While browsing through the internets, I stumbled upon an essay that changed my life. This essay, The Tau Manifesto, has forever changed the way I think about the number π (pi). The number π≈3.14 seems to hold a very special place in popular culture and Mathematica alike. After all, it appears in the most intriguing places in mathematics--it is all over the place in geometry, physics, probability theory, the list goes on. People go through all the trouble to memorize pi to absurd precision to demonstrate memorization skills, people wear t-shirts emblazoned with that Greek letter, and people celebrate March 14 as "Pi Day." I am here to spread the word that we as a society are obsessed with the wrong number. We should instead be obsessed with 2π. Let me explain.

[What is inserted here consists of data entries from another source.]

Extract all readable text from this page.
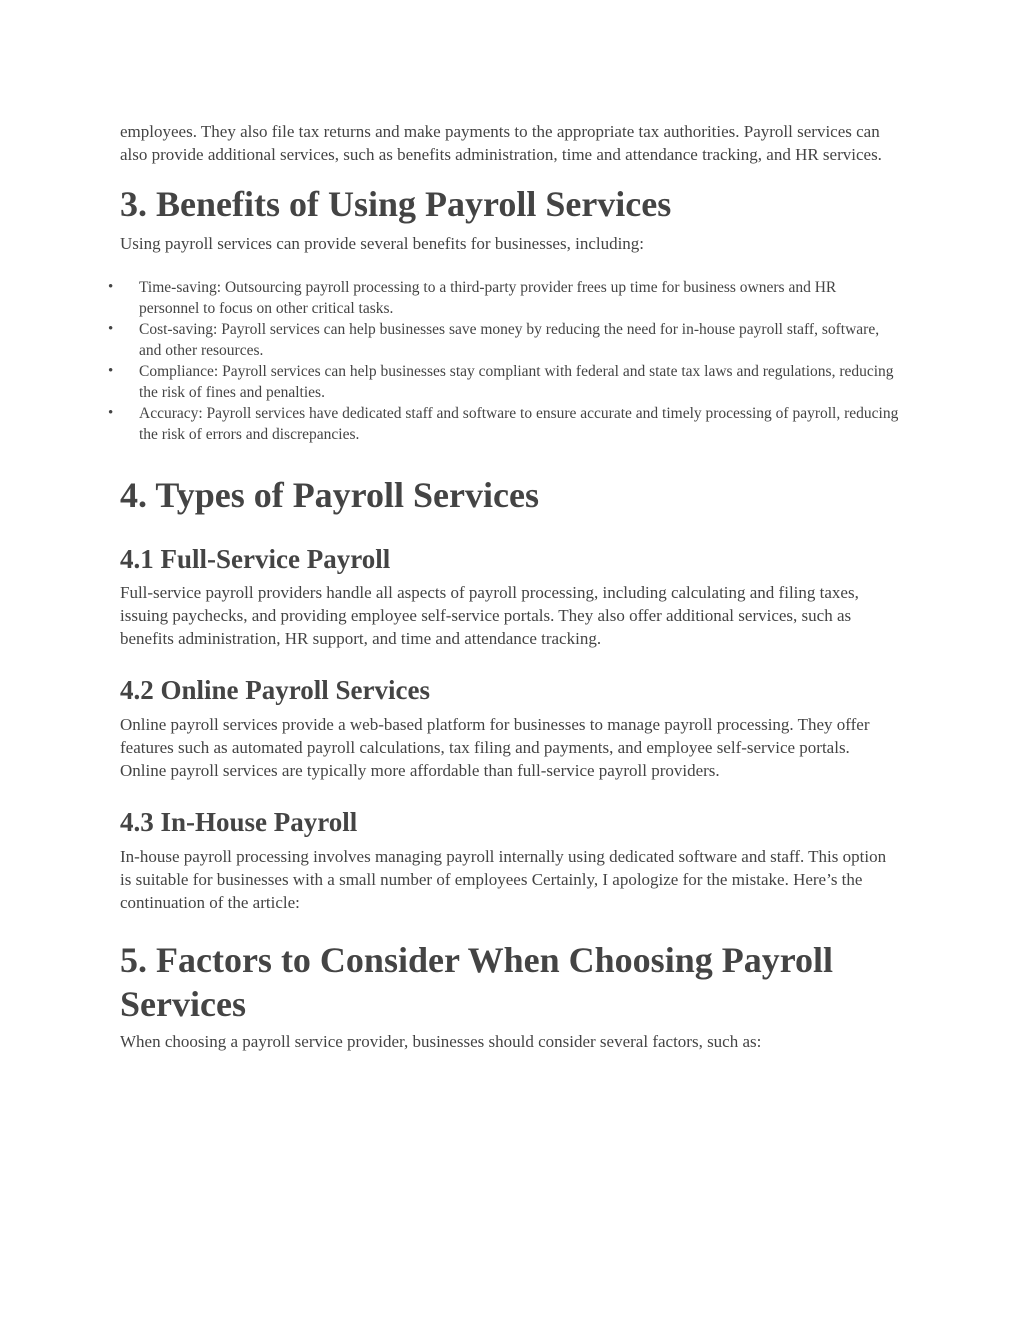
employees. They also file tax returns and make payments to the appropriate tax authorities. Payroll services can also provide additional services, such as benefits administration, time and attendance tracking, and HR services.

3. Benefits of Using Payroll Services

Using payroll services can provide several benefits for businesses, including:

• Time-saving: Outsourcing payroll processing to a third-party provider frees up time for business owners and HR personnel to focus on other critical tasks.
• Cost-saving: Payroll services can help businesses save money by reducing the need for in-house payroll staff, software, and other resources.
• Compliance: Payroll services can help businesses stay compliant with federal and state tax laws and regulations, reducing the risk of fines and penalties.
• Accuracy: Payroll services have dedicated staff and software to ensure accurate and timely processing of payroll, reducing the risk of errors and discrepancies.
4. Types of Payroll Services
4.1 Full-Service Payroll

Full-service payroll providers handle all aspects of payroll processing, including calculating and filing taxes, issuing paychecks, and providing employee self-service portals. They also offer additional services, such as benefits administration, HR support, and time and attendance tracking.

4.2 Online Payroll Services

Online payroll services provide a web-based platform for businesses to manage payroll processing. They offer features such as automated payroll calculations, tax filing and payments, and employee self-service portals. Online payroll services are typically more affordable than full-service payroll providers.

4.3 In-House Payroll

In-house payroll processing involves managing payroll internally using dedicated software and staff. This option is suitable for businesses with a small number of employees Certainly, I apologize for the mistake. Here’s the continuation of the article:

5. Factors to Consider When Choosing Payroll Services

When choosing a payroll service provider, businesses should consider several factors, such as:
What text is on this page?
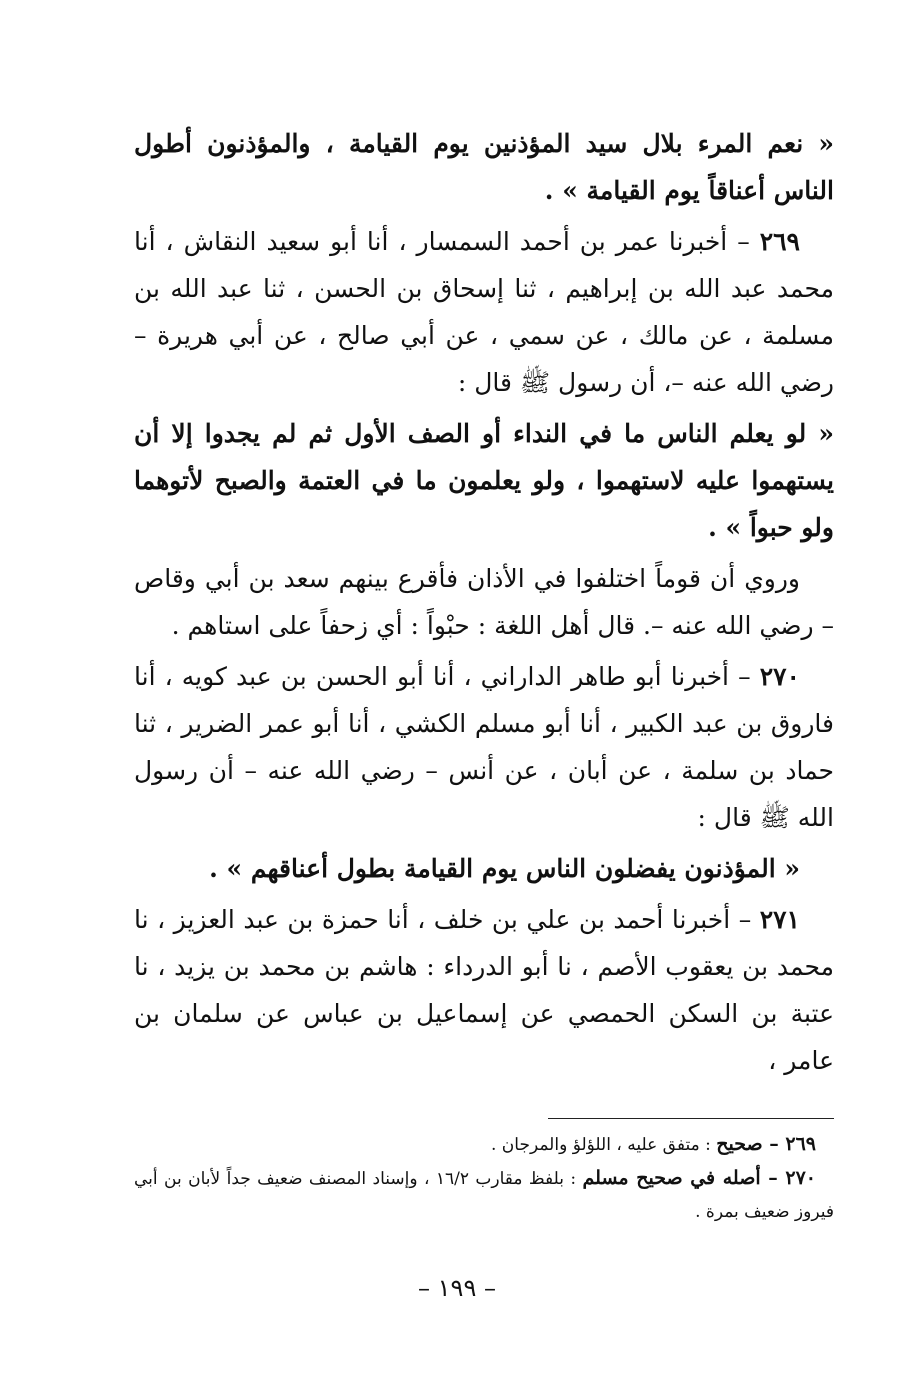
« نعم المرء بلال سيد المؤذنين يوم القيامة ، والمؤذنون أطول الناس أعناقاً يوم القيامة » .

٢٦٩ – أخبرنا عمر بن أحمد السمسار ، أنا أبو سعيد النقاش ، أنا محمد عبد الله بن إبراهيم ، ثنا إسحاق بن الحسن ، ثنا عبد الله بن مسلمة ، عن مالك ، عن سمي ، عن أبي صالح ، عن أبي هريرة – رضي الله عنه –، أن رسول ﷺ قال :

« لو يعلم الناس ما في النداء أو الصف الأول ثم لم يجدوا إلا أن يستهموا عليه لاستهموا ، ولو يعلمون ما في العتمة والصبح لأتوهما ولو حبواً » .

وروي أن قوماً اختلفوا في الأذان فأقرع بينهم سعد بن أبي وقاص – رضي الله عنه –. قال أهل اللغة : حبْواً : أي زحفاً على استاهم .

٢٧٠ – أخبرنا أبو طاهر الداراني ، أنا أبو الحسن بن عبد كويه ، أنا فاروق بن عبد الكبير ، أنا أبو مسلم الكشي ، أنا أبو عمر الضرير ، ثنا حماد بن سلمة ، عن أبان ، عن أنس – رضي الله عنه – أن رسول الله ﷺ قال :

« المؤذنون يفضلون الناس يوم القيامة بطول أعناقهم » .

٢٧١ – أخبرنا أحمد بن علي بن خلف ، أنا حمزة بن عبد العزيز ، نا محمد بن يعقوب الأصم ، نا أبو الدرداء : هاشم بن محمد بن يزيد ، نا عتبة بن السكن الحمصي عن إسماعيل بن عباس عن سلمان بن عامر ،

٢٦٩ – صحيح : متفق عليه ، اللؤلؤ والمرجان .

٢٧٠ – أصله في صحيح مسلم : بلفظ مقارب ١٦/٢ ، وإسناد المصنف ضعيف جداً لأبان بن أبي فيروز ضعيف بمرة .

– ١٩٩ –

A circle is the set of all points a distance r from a given point. As we all know from elementary geometry, π is defined to equal the ratio of the circumference of a circle to its diameter, which is twice its radius r. I sincerely hope I am the not the only one here that finds the definition of π a bit odd, leads to the somewhat awkward identity C=2πr. That's right: the most fundamental relation between the "length" of a circle and its radius involves the number 2 multiplied by a constant. It is not only here where pi is found multiplied by a two, either. A full rotation is equivalent to 2π radians, meaning that the period of the sin and cosine functions is 2π. The formula for the Gaussian distribution is normalized by the square root of 2π. The nth roots of unity are given by the formula e^(2πi/n). Please read the article. Any doubts as to the fundamental-ness of 2π will be dispelled.

The author of this particular article, Michael Hartl suggests a new "circle constant" equal to 2π to be used instead. He denotes this constant τ (tau) for a variety of reasons, such as its aesthetic resemblance to the familiar π and its connotation as a full "turn". With your help, we can all put an end to this notational silliness. It can and should be done! As for myself, I have used the number τ for the past week, and I am not ever going back. (For the record, I am studying the wave and heat equations and Fourier series.)

Oh, I almost forgot! On Tau Day, June 28, feel free to treat yourself to a full τ radians of a pie (twice as much as you would get on March 14)! Thoughts?

Pi is right and always will be 2n isn't going to take over pi as pi is used better to find the circumference of a circle. I admit I didn't read all of it but pi is more widely used and 2n just won't become the "new pi" as few people know about it. 2n makes some sence but pi shows the relationship between a circles radius/diameter and circumference better then 2n . I don't care if you delete this post 2n will remain overshadowed by pi but I will when I'm not tired fully read the link and edit this to better suit my argument.

The purpose of this thread is precisely to get the word out that π might not be as fundamental a constant as we all were taught. Of course π as we all know it will still be around. One of the most convincing reasons for using τ alongside (if not instead of) π is to help trigonometry students get a better handle on radian measure of angles. In my experience, it is by the convention of naming angles as fractions or multiples of π (equivalent to one "half-turn") that many students get confused. Radian measure is the measure of arc length over the radius of a sector with that angle. For example, it is not intuitive that one fourth of a full rotation (equal to 90 degrees, a right angle) is π/2 radians. This can be avoided by speaking in terms of τ. Then, the angle of a quarter of a rotation becomes a simple τ/4. As for illustrating the circumference:diameter ratio, π is perfect. However, just how often do math students do calculations involving a diameter? Practically never. You almost never see the area formula for a circle written as (π/4)D^2, and even the surface area for a sphere written as πD^2. For whatever reason, a circle's diameter is really only used in the formula C=πD. Since the diameter is not the "standard" measurement of a circle, it follows that π is not the fundamental circle constant. All in all, whether or not it is the popular thing to do, using τ is a totally valid alternative to using π (to say the least).

T does seem like a viable option instead of n and I think that it will be used but not as much as pi as everyone has grown up with it and is use to that limitless number. Wow this makes me think about maths in a whole new level.